Dia bahkan mendengar kalau Papa sudah menikah lagi. Hal itu hanya membuat hubungan mereka semakin renggang. Komunikasi di antara mereka pun tidak berjalan dengan baik.
Hanya sesekali papanya menghubungi untuk sekadar menanyakan kabar. Sedangkan Alana tidak pernah mencoba untuk menghubungi sang papa sama sekali.
Alana tidak memiliki siapa pun selain mamanya. Kakek dan neneknya semua sudah meninggal, dan satu-satunya kerabat Mama berada jauh di daerah lain. Alana bahkan nyaris tidak mengenal mereka.
Sungguh malang nasib Alana karena menjadi anak tunggal dari pernikahan orang tuanya.
Gadis itu tidak mempunyai teman dekat, sebab sang mama selalu membatasi pergaulannya. Tidak ada main-main ke rumah teman sepulang sekolah. Ditambah lagi dengan kepribadian Alana yang pendiam sukses membuat gadis itu tidak memiliki teman dekat sama sekali.
Satu hal yang pasti, Alana harus segera pergi dari rumah ini. Dia tidak bisa tetap tinggal di sini, tidak dengan adanya Samuel yang jelalatan dan selalu memandangi dirinya dengan tatapan tidak senonoh.

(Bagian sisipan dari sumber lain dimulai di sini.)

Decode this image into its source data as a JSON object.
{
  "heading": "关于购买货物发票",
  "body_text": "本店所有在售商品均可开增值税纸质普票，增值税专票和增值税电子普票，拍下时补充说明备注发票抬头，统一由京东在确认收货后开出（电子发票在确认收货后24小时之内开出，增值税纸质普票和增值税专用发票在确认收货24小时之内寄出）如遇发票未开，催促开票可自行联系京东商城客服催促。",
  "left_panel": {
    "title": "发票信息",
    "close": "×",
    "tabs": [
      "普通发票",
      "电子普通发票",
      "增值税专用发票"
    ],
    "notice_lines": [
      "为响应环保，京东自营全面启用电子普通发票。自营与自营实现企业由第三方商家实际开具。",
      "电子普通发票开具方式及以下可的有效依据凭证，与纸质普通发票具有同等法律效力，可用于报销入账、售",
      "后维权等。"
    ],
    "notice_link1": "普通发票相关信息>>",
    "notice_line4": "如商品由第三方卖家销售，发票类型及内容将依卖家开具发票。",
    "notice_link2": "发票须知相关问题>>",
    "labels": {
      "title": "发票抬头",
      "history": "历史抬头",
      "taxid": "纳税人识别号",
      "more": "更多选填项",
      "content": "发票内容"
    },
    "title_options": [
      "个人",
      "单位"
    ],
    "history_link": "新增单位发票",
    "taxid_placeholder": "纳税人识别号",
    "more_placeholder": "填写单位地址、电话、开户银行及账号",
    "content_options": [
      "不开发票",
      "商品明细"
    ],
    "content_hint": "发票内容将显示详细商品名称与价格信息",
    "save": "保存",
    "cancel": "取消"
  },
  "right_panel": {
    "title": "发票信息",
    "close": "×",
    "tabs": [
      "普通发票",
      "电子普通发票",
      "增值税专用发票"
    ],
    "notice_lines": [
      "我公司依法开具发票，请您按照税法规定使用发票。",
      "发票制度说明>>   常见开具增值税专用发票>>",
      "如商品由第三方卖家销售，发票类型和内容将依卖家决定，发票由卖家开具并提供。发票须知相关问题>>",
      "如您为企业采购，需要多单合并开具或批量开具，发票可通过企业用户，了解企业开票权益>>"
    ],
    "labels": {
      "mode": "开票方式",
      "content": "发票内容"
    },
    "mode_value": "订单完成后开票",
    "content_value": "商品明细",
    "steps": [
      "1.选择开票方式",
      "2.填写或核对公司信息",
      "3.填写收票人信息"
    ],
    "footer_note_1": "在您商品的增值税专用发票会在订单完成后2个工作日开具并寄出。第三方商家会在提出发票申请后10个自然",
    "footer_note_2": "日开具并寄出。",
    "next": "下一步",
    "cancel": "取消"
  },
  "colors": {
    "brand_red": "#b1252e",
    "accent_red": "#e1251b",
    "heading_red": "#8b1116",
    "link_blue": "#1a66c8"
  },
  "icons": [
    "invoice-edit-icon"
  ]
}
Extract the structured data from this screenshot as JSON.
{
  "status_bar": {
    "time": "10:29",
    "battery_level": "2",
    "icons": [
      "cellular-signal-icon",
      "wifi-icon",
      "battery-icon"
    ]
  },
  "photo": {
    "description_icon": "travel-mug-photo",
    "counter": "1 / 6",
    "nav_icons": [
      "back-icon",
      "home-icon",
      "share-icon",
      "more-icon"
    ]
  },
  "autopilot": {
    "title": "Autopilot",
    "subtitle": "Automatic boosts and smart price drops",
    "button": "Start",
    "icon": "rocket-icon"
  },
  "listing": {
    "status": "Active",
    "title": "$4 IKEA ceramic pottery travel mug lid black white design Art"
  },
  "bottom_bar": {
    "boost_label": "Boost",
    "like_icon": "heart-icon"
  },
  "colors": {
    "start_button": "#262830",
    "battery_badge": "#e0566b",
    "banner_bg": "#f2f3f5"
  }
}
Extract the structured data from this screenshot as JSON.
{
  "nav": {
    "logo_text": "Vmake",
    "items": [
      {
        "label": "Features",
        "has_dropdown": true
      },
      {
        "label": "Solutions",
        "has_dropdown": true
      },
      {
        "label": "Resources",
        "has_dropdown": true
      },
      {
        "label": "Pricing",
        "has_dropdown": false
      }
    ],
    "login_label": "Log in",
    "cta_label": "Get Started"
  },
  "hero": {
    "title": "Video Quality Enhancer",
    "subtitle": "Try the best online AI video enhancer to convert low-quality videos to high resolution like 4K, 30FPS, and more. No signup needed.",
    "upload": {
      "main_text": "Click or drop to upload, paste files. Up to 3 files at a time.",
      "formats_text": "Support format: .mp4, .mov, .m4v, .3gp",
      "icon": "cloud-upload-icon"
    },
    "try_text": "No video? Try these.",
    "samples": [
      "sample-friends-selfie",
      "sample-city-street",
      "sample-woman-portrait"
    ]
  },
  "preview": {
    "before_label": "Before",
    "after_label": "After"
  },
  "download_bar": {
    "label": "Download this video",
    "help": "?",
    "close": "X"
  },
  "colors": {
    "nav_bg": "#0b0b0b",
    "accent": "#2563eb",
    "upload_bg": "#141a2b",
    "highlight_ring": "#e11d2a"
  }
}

Hal itu benar-benar membuat Alana ketakutan. Dia tidak ingin memikirkan apa yang mungkin terjadi jika tetap tinggal di rumahnya setelah Mama menikah dengan Samuel.
Dengan cekatan Alana mengambil cutter dan celengan beruangnya. Dia memastikan pintu kamar sudah terkunci, sebelum duduk bersimpuh di lantai kamar dan merobek bagian bawah celengan.
Dengan cutter yang tajam, celengan berbahan plastik tersebut bisa terbuka dengan mudah. Alana menumpahkan semua isi di dalamnya.
Dia tahu tabungannya tidak banyak. Mama selalu memenuhi semua kebutuhannya, sehingga jarang memberi uang tunai. Alana juga tidak memiliki rekening, sebab uang kiriman dari papanya ditransfer melalui sang mama.
Setelah mengumpulkan dan menghitung semua isi celengan, ternyata jumlahnya bahkan jauh lebih sedikit dari perkiraan Alana. Setelah itu dia mencoba membongkar dompet, lemari, dan saku-saku bajunya.
Begitu semua uang yang ada terkumpul pun, jumlahnya masih jauh dari cukup untuk sekadar mencari tempat kos dan biaya hidup selama setidaknya satu bulan ke depan. Namun uang itu cukup jika hanya untuk membeli sebuah tiket pesawat menuju tempat papanya tinggal.
Alana benar-benar menghadapi dilema. Haruskah dia menghubungi dan meminta bantuan papanya saat ini?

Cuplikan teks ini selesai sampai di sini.